April 04, 2011
With a mixture of storytelling about his groundbreaking role in amateur basketball and critiques of the NCAA and NBA, former sports marketing executive Sonny Vaccaro gave the keynote address at the third annual HLS Sports Law Symposium on March 25.
The conference focused on college athletics, with panels on amateurism, conference realignment, athlete-agent relationships, litigation against the NCAA, and the Bowl Championship Series.
The multibillion-dollar industry that college athletics is today can in many ways be traced to Vaccaro. After starting an influential all-star game for high school basketball players, he worked for Nike in the 1970s, when he began the practice of paying college basketball coaches to showcase the company’s products on their teams. In some cases, he would pay the coaches more than their colleges did, he said. “I just gave them a business deal they couldn’t refuse,” said Vaccaro, who has been dubbed the godfather of grassroots basketball.

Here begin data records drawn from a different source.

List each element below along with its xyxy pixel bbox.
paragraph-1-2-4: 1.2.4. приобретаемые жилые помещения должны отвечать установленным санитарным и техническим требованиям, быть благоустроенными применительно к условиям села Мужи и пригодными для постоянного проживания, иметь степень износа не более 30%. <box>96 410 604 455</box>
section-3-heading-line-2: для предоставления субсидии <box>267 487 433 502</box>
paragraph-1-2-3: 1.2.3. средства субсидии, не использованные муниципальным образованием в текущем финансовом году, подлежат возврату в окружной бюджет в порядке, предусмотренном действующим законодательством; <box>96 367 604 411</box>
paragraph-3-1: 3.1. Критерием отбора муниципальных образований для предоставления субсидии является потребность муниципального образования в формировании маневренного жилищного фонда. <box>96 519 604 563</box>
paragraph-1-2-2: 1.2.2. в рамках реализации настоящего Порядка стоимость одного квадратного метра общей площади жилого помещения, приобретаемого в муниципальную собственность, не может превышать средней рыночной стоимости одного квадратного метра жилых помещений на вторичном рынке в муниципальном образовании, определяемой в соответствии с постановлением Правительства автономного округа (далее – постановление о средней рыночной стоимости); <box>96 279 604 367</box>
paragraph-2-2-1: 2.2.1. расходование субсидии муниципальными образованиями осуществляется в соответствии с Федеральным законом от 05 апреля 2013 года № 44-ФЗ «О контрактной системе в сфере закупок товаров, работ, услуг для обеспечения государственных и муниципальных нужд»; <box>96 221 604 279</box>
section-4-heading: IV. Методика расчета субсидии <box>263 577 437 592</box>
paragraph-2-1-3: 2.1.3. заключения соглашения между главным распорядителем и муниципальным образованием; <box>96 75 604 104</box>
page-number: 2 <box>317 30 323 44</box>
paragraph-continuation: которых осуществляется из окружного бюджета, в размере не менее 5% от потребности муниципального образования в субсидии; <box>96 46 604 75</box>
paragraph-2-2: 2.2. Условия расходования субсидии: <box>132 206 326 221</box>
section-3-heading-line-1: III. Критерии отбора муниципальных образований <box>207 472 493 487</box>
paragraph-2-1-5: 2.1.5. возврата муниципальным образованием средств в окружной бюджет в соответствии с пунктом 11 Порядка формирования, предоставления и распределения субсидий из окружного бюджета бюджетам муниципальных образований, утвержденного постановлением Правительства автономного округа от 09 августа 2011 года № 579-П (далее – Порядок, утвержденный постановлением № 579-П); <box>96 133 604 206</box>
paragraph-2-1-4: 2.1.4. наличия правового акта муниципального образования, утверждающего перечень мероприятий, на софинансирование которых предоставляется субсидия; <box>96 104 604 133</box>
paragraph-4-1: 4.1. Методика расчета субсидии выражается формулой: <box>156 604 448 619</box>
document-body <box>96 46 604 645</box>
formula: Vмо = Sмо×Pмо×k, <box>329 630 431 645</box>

Those deals, which he eventually expanded to include university-wide athletic programs, were “the start of the NCAA allowing outside interests in schools,” Vaccaro said. He also ushered in the era of multimillion dollar sneaker endorsements, signing superstar players such as Michael Jordan and Kobe Bryant.
“I started the commercialism,” he said. “All the ones who want to beat me up are right.”
No longer associated with sports apparel companies after resigning from Reebok in 2007, Vaccaro has become an advocate for student-athletes. He consults for the plaintiffs in the class action suit O’Bannon v. NCAA, in which former college athletes are seeking compensation from the NCAA for commercial products that exploit their likenesses and images. (Ed O’Bannon, the named plaintiff who had a brief NBA career after starring at UCLA, participated in the conference panel on litigation.)
“The very fact that they can ... say we own you for perpetuity is ridiculous,” said Vaccaro.
Vaccaro spoke out against the NCAA transfer rules that prevent college athletes from playing for a different school for a year. Coaches, he added, have no such restrictions. He also noted that colleges derive millions of dollars from student-athletes without compensating the performers.
“There’s not one rule in that rule book that advocates for the athlete,” he said. “Everything they write prevents the athlete from doing something.”
Vaccaro criticized the NBA for requiring incoming players to wait at least one year out of high school before becoming eligible for the draft. Before that rule was instituted, players like Kobe Bryant, Kevin Garnett, and Dwight Howard went to the league straight from high school, he noted.
Vaccaro is devoting much of his time to speaking engagements and the O’Bannon suit in order to expand opportunities for the athletes who “gave me this life,” he said. Though he said he doesn’t hold a vendetta against the NCAA, he wants to change a system he believes is exploitive.
“What I wanted to do was spread a message about how young kids were misused in the system of the NCAA,” said Vaccaro.
He started one revolution in sports, he said. And now, through a different kind of court, he wants to start another.